Digital History
The Growth of Southern Nationalism
Digital History ID 331

Author:   John C. Calhoun
Date:1838

Annotation:

Beginning in the 1830s, the South developed a new and aggressive sense of "nationalism" rooted in its sense of regional distinctiveness and its perception that it was ringed by enemies. More and more, the South began to conceive itself as the true custodian of America's revolutionary heritage.

At the same time, slaveowners became more outspoken in their defense of slavery. On the Senate floor in 1837, Calhoun pronounced slavery "a good--a positive good" and set the tone for future southern proslavery arguments. White Southerners argued that slavery was a beneficial institution that created a hierarchical society superior to the leveling democracy of the North. The defense of slavery led to a hostility toward all social reforms. The South, said one South Carolina scientist, "was the breakwater which is to stay that furious tide of social and political heresies now setting toward us from the shores of the old world."

Shortly after the War of 1812, John Quincy Adams described John C. Calhoun as being "above all sectional and factious prejudices more than any other stateman of this Union." But by the late 1830s, the "sentinel of the South" was the country's leading exponent of states' rights. In 1816, when he was an American nationalist and relatively unconcerned about threats to slavery, Calhoun had introduced a proposal for federal aid for road and canal construction. "Let us," he exclaimed, "bind the republic together with a perfect system of roads and canals. Let us conquer space."

Before the introduction of railroads, most western commerce flowed southward along the Mississippi River. The growth of rail transportation shifted western trade in an eastward direction--strengthening ties between the West and the Northeast.
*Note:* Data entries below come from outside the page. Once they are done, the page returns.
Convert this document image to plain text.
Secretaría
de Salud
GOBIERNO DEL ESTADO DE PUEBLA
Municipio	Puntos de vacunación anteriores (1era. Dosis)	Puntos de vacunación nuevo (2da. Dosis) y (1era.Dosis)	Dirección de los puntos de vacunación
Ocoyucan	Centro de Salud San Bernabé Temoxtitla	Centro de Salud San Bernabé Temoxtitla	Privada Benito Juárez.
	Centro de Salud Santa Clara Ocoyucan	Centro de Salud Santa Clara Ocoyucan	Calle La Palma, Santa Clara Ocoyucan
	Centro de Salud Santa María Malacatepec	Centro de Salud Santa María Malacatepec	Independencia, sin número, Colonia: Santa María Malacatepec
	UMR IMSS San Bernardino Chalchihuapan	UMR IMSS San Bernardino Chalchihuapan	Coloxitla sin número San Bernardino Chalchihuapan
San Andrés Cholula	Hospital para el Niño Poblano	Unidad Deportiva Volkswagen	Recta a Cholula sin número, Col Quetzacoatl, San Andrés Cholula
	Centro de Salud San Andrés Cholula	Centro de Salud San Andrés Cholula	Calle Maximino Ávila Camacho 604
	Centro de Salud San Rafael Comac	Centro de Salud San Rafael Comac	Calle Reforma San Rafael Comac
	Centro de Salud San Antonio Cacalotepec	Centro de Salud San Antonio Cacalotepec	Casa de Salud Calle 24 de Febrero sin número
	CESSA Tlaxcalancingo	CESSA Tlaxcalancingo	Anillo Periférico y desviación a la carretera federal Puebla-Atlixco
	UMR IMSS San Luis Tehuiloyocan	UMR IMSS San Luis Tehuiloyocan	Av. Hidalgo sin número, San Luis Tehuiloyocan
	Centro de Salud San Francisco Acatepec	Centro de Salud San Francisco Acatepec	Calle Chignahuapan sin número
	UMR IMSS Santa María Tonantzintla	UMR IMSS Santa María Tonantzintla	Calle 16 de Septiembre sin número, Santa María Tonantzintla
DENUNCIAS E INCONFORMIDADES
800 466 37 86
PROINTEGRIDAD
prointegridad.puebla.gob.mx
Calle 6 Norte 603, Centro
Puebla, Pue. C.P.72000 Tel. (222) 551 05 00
In the following letter, Calhoun advocates southern railroad construction as a way to unite the slaveholding states.


Document:

I have long seen the vast superiority of the [railroad] route through Georgia to the Tennessee, over the one...to the Ohio; and at an early period, I proposed, with all my might, the very one that you so strongly recommended, and for similar reasons, but in vain. I however, should not despair, and by continually urging the Georgia route, have so far succeeded, that the Charleston & Cincinnati rail road company have purchased out the Charleston...railway, with the view of uniting with the Augusta & Athens; and finally of uniting with the Tennessee River through that line.... I suppose you know that Georgia has undertaken to make a rail road from the Chattahoochie to the Tennessee River.... A resolution has already proposed for a careful survey of the Tennessee river, with the view to its improvement.

I take the deepest interest in the work, not only in a commercial but a practical point of view. It will do more to unite...the slaveholding states than can be effected by anything else; this will change not only the commercial [affairs] but the politics of the Union.